Compiling and running Susan

Copy the source code directory tree to your own directory:

cd 
cp -r /homes/phjk/ToyPrograms/ACA05/Susan ./

Now compile the susan.c program:

cd Susan
make

Now you can run the program:

./susan.x86 Ins/input_large.pgm -e > Outs/large.pgm

This reads input from the file Ins/input_large.pgm, and writes its output to the Outs directory. Both input and output files are in PGM (Portable Gray Map) format (see ``man pgm''.

You have been provided with a selection of input files of various sizes:

input_small.pgm  (76x95 pixels; from Susan distribution)
input_large.pgm  (384x288 pixels; from Susan distribution)
Cupboard.pgm     (1760x1168)
ToySoldier.pgm   (3072x2048)

If you need a larger one, see /homes/phjk/ToyPrograms/ACA05/Susan_ExtraImages.

Running Susan under the Simplescalar simulator

The makefile also builds a binary for execution using the SimpleScalar simulator. You can execute it by typing:

/homes/phjk/simplesim-3.0/sim-outorder ./susan.ss \
  Ins/input_large.pgm -e >/dev/null

This should take less than three minutes (80 seconds on a 3GHz Pentium 4).

What to do

Your job is to study the effect of various architectural features on the performance of the Susan application running under the SimpleScalar simulator:

Use sim-outorder's ``-ruu:size'' flag to vary the RUU size between 2 and 256 (only powers of two are valid). Plot a graph showing your results. Explain what you see. (see ``Tools and Tips'' below for how to automate this).
Examine the other sim-outorder parameters which determine the CPU's instruction issue rate (leave the cache and memory system parameters unchanged). Where is the bottleneck (when running Susan) in the default simulated architecture? Justify your answer.
What is the maximum number of instructions per cycle that can be achieved on this benchmark, assuming the cache and memory system is kept the same? Explore the benefits of increasing the RUU, Load-Store Queue, the number of arithmetic units and memory ports.

Write your results up in a short report (less than four pages including graphs and discussion).

Tools and tips

Use the fastest machine you can find. On a 3GHz Pentium 4 each simulation run (for problem size 1) takes less than 1.5 minutes. Use the ``top'' command to make sure you're not sharing it.

The most important output from the simulator is ``sim_cycle'' - the total number of cycles to complete the run. It's often also useful to look at ``sim_IPC'', the instructions per cycle - provided you always execute the same number of instructions. The time taken to perform the simulation ``sim_elapsed_time'' simply tells you how the simulator took.
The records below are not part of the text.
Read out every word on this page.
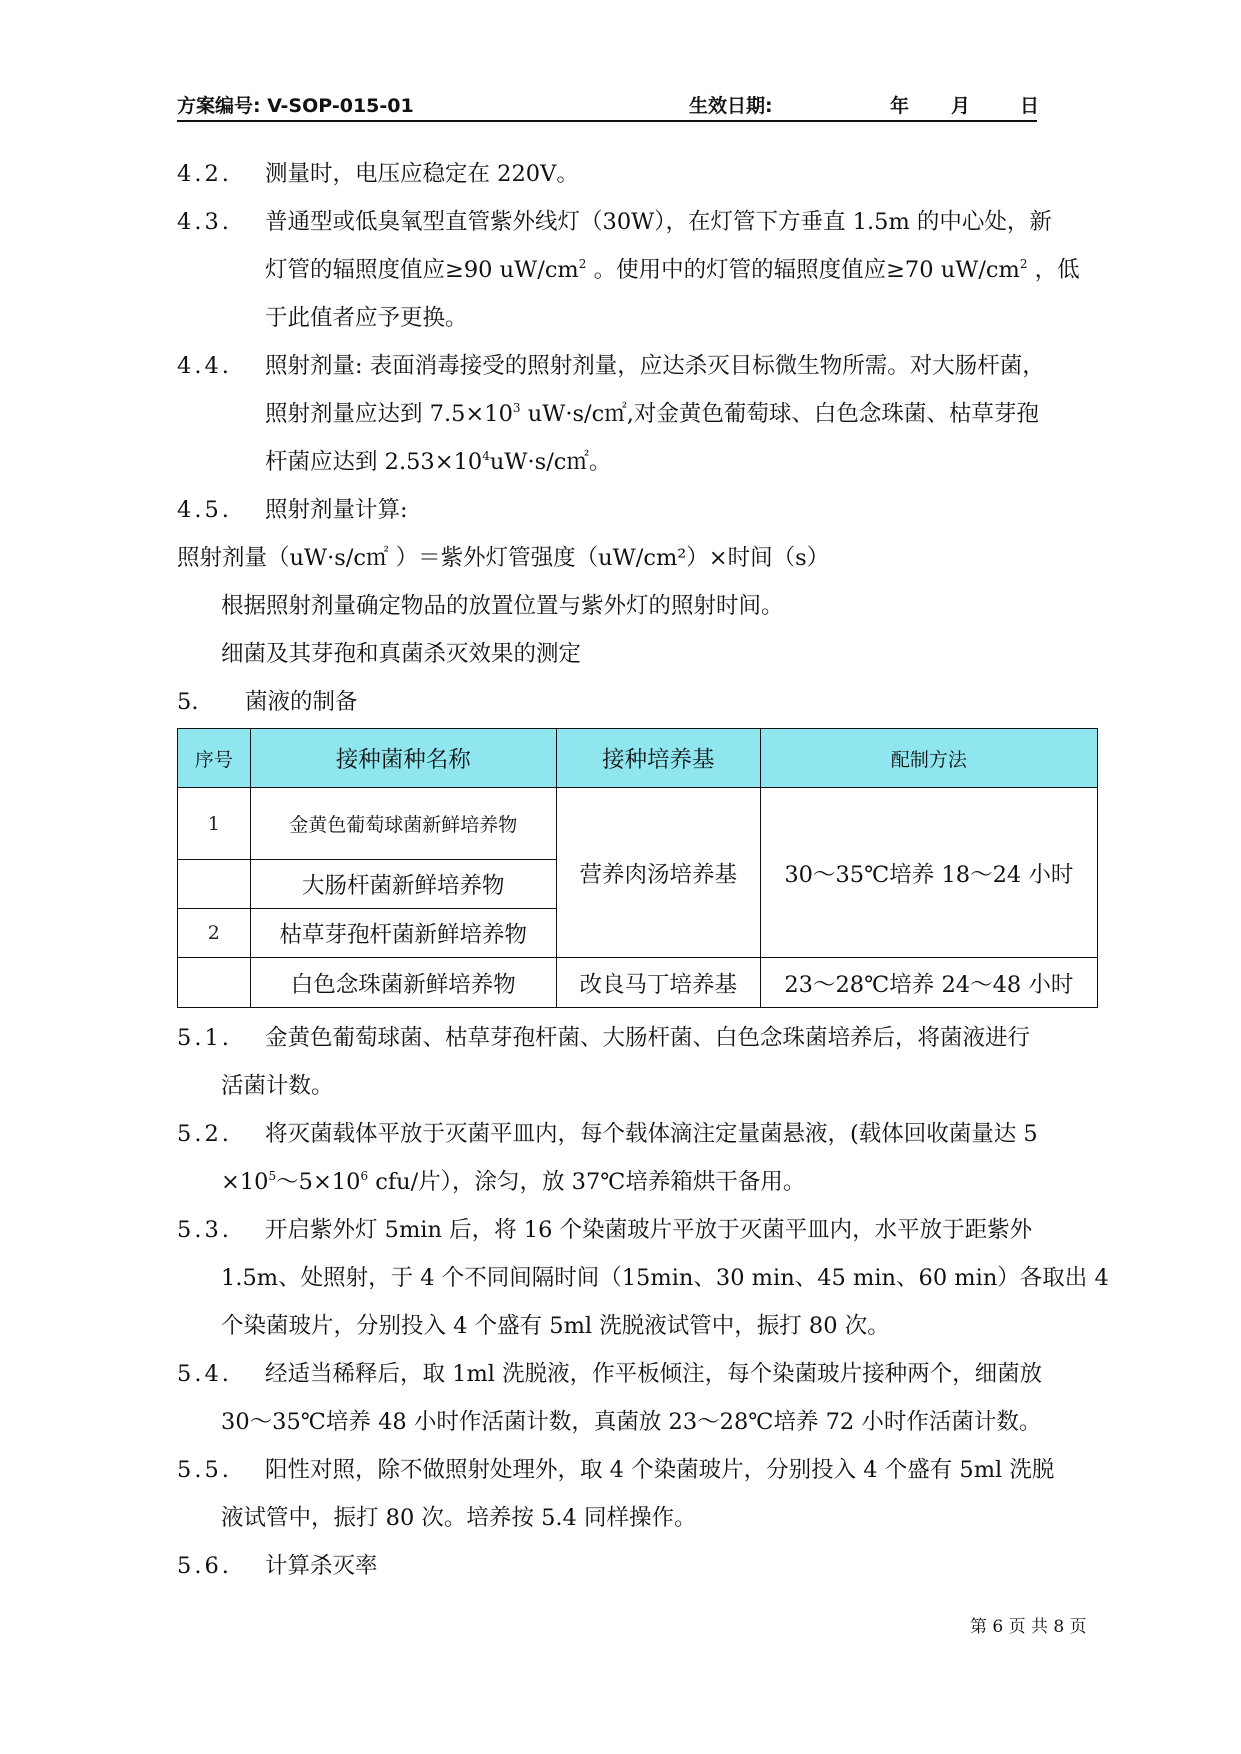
方案编号: V-SOP-015-01	生效日期:	年 月	日

4.2. 测量时，电压应稳定在 220V。

4.3. 普通型或低臭氧型直管紫外线灯（30W），在灯管下方垂直 1.5m 的中心处，新
灯管的辐照度值应≥90 $uW/cm^2$ 。使用中的灯管的辐照度值应≥70 $uW/cm^2$ ，低
于此值者应予更换。

4.4. 照射剂量: 表面消毒接受的照射剂量，应达杀灭目标微生物所需。对大肠杆菌，
照射剂量应达到 $7.5\times 10^3$ uW·s/c㎡,对金黄色葡萄球、白色念珠菌、枯草芽孢
杆菌应达到 $2.53\times 10^4uW\cdot s/c㎡$。

4.5. 照射剂量计算:

照射剂量（uW·s/c㎡ ）＝紫外灯管强度（uW/cm²）×时间（s）

根据照射剂量确定物品的放置位置与紫外灯的照射时间。

细菌及其芽孢和真菌杀灭效果的测定

5. 菌液的制备

序号	接种菌种名称	接种培养基	配制方法
1	金黄色葡萄球菌新鲜培养物	营养肉汤培养基	30～35℃培养 18～24 小时
	大肠杆菌新鲜培养物		
2	枯草芽孢杆菌新鲜培养物		
	白色念珠菌新鲜培养物	改良马丁培养基	23～28℃培养 24～48 小时

5.1. 金黄色葡萄球菌、枯草芽孢杆菌、大肠杆菌、白色念珠菌培养后，将菌液进行

活菌计数。

5.2. 将灭菌载体平放于灭菌平皿内，每个载体滴注定量菌悬液，(载体回收菌量达 5

$\times 10^5\sim 5\times 10^6$ cfu/片），涂匀，放 37℃培养箱烘干备用。

5.3. 开启紫外灯 5min 后，将 16 个染菌玻片平放于灭菌平皿内，水平放于距紫外

1.5m、处照射，于 4 个不同间隔时间（15min、30 min、45 min、60 min）各取出 4

个染菌玻片，分别投入 4 个盛有 5ml 洗脱液试管中，振打 80 次。

5.4. 经适当稀释后，取 1ml 洗脱液，作平板倾注，每个染菌玻片接种两个，细菌放

30～35℃培养 48 小时作活菌计数，真菌放 23～28℃培养 72 小时作活菌计数。

5.5. 阳性对照，除不做照射处理外，取 4 个染菌玻片，分别投入 4 个盛有 5ml 洗脱

液试管中，振打 80 次。培养按 5.4 同样操作。

5.6. 计算杀灭率

第 6 页 共 8 页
Other outputs from the simulator can be helpful in guiding your search - eg ``ruu_full'', the proportion of cycles when the RUU is full.

Scripting the experiments

To do this you need to write a shell script. You might find the following Bash script useful:

#!/bin/sh -f
for ((x=2; x <= 128 ; x *= 2))
do
  echo -n "ruu-size" $x " "
  /homes/phjk/simplesim-3.0/sim-outorder -ruu:size $x \
     ./susan.ss Ins/input_large.pgm -e \
     2>&1 >/dev/null | grep sim_IPC
done

The output is delivered to the file ``results''. You can find this script in

scripts/vary_ruu

Plotting a graph

Try using the gnuplot program. Run the script above, and save the output in a file ``table''. Type ``gnuplot''. Then, at its prompt type:

set logscale x 2
plot [][] 'table' using 1:4 with linespoints

To save the plot as a postscript file, try:

set term postscript eps
set output "psfile.ps"
plot [][] 'table' using 1:4 with linespoints

Try ``help postscript'', ``help plot'' etc for further details.

Examining the assembler code

Compile the application using the ``-S'' flag.
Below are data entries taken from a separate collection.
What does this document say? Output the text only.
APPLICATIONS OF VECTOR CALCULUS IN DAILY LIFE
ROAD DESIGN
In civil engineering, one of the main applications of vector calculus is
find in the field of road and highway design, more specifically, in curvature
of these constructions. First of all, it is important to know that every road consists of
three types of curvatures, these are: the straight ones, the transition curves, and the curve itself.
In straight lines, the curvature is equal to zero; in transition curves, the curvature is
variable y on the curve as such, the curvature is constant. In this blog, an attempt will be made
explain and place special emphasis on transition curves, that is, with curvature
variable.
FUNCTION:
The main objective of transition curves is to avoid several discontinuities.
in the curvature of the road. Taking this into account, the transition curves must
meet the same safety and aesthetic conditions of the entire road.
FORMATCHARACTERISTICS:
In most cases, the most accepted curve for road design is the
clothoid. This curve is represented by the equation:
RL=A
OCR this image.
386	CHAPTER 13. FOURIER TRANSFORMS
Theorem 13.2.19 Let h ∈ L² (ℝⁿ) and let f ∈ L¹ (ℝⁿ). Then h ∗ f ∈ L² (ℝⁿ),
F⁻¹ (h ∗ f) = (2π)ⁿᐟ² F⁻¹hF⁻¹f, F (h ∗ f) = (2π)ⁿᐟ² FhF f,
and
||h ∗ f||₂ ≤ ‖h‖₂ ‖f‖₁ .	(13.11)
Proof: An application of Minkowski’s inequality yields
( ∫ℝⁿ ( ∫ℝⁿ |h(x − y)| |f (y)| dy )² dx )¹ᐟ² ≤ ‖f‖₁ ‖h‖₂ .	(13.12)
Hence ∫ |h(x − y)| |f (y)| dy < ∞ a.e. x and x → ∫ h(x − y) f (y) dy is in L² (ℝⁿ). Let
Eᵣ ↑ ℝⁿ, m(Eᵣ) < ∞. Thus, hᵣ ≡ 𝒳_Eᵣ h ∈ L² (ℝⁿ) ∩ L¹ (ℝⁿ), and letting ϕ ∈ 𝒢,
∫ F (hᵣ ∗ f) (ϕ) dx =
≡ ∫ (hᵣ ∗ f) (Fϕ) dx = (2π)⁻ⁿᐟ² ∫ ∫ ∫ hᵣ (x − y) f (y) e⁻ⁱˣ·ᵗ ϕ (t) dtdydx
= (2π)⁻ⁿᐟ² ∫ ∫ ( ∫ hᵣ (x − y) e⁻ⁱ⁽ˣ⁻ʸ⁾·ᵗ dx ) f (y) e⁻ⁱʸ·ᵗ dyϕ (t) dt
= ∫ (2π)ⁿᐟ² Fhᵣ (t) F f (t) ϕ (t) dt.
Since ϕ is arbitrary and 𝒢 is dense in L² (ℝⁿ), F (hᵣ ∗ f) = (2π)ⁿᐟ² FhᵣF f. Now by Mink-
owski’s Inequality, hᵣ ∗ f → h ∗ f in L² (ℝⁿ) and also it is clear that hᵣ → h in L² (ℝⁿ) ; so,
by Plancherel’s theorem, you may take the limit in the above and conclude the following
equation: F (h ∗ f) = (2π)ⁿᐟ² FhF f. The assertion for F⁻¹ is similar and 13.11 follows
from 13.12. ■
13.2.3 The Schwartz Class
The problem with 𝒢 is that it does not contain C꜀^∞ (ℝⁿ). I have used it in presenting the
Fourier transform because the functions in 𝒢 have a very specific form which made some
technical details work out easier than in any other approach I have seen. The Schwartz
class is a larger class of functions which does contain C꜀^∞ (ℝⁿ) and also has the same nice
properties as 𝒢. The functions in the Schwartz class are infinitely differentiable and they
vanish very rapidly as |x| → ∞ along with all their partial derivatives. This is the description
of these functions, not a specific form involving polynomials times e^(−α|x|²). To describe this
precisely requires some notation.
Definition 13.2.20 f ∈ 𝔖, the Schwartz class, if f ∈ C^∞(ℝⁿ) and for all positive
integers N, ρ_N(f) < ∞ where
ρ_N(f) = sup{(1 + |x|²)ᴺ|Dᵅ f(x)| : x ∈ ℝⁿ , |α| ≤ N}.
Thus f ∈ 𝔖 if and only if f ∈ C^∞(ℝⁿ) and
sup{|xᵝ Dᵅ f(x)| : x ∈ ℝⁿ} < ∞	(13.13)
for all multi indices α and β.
~phjk/simplescalar/bin/gcc -O3 -S susan.c

The assembler code generated by the compiler is delivered in ``susan.s''.

Experimenting with compiler options

The compiler accepts many parameters to control optimisation. Try ``man gcc'' to read about them¹. For example, ``-funroll-loops'' encourages the compiler to unroll loops:

~phjk/simplescalar/bin/gcc -O3 -funroll-loops susan.c

Does this improve the performance of the simulated machine? What happens to the IPC?

Paul Kelly, Imperial College London, 2005

Footnotes

... them ¹: Actually, this describes the gcc installed on our Linux systems, which is a more recent version. Many of the flags are the same as the somewhat older compiler we're using for SimpleScalar.